Por Nazen Carneiro, da coluna Tudo Beats
Edição Alexandre Albini
Contando com numerosos lançamentos em selos respeitados, Paulo Foltz está em um momento de ascensão, deixando de ser uma aposta, para ser considerado uma realidade. O motivo deste crescimento é a autenticidade de suas produções, que evoluem continuamente, incorporando novas influências, sem deixar de ser fiel às suas fortes raízes no techno.
Seu primeiro lançamento pela Prisma Techno foi com a faixa “Ignis”, lançada no VA de estreia do selo, em março de 2017. A partir daí surgiram novos convites para remixar artistas como Phouz, Mau Maioli e Karveltt. Paulo Foltz também se apresentou na primeira temporada de showcases da Prisma, que passou por Joinville (em parceria com Núcleo Alcateia), Florianópolis (em parceria com Trip to Deep), e São Paulo, na Moving D-Edge.
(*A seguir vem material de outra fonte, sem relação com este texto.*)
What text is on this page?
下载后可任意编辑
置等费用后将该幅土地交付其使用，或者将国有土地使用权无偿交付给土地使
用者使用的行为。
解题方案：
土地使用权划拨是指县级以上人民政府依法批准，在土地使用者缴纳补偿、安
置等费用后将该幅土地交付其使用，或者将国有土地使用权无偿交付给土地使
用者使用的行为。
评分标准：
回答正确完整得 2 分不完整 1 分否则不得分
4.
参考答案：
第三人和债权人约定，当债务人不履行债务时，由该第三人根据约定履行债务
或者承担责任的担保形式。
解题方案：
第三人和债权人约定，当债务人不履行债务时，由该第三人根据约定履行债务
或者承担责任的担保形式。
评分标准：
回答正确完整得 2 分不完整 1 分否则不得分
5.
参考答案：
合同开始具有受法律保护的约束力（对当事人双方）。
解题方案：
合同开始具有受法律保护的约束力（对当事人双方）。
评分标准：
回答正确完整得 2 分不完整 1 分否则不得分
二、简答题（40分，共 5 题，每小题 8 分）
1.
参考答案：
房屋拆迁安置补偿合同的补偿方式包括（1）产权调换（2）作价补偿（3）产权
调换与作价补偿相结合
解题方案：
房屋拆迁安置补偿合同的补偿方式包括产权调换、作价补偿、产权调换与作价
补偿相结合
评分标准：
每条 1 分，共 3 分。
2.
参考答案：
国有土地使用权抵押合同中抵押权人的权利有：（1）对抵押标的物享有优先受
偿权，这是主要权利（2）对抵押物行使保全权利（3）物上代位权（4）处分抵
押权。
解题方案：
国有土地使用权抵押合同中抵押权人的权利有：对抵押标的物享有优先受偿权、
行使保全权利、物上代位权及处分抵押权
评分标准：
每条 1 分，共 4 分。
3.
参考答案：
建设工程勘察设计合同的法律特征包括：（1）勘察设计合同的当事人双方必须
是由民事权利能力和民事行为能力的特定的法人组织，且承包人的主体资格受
Após anos de exploração e experimentação, Foltz finalmente chegou ao ponto ao qual pôde manifestar a essência de sua visão musical. Em 4 de dezembro o artista lançou seu primeiro álbum pela gravadora brasileira Prisma Techno. Intitulado Pineal Connection, traz dez faixas com uma visão futurista, sonoridades distintas e conceito complexos. Batemos um papo com ele sobre este momento que atravessa na carreira.
House Mag: Seu contato com a música teve início aos 12 anos de idade. Em que momento sentiu a necessidade de aprofundar os conhecimentos na área da produção musical?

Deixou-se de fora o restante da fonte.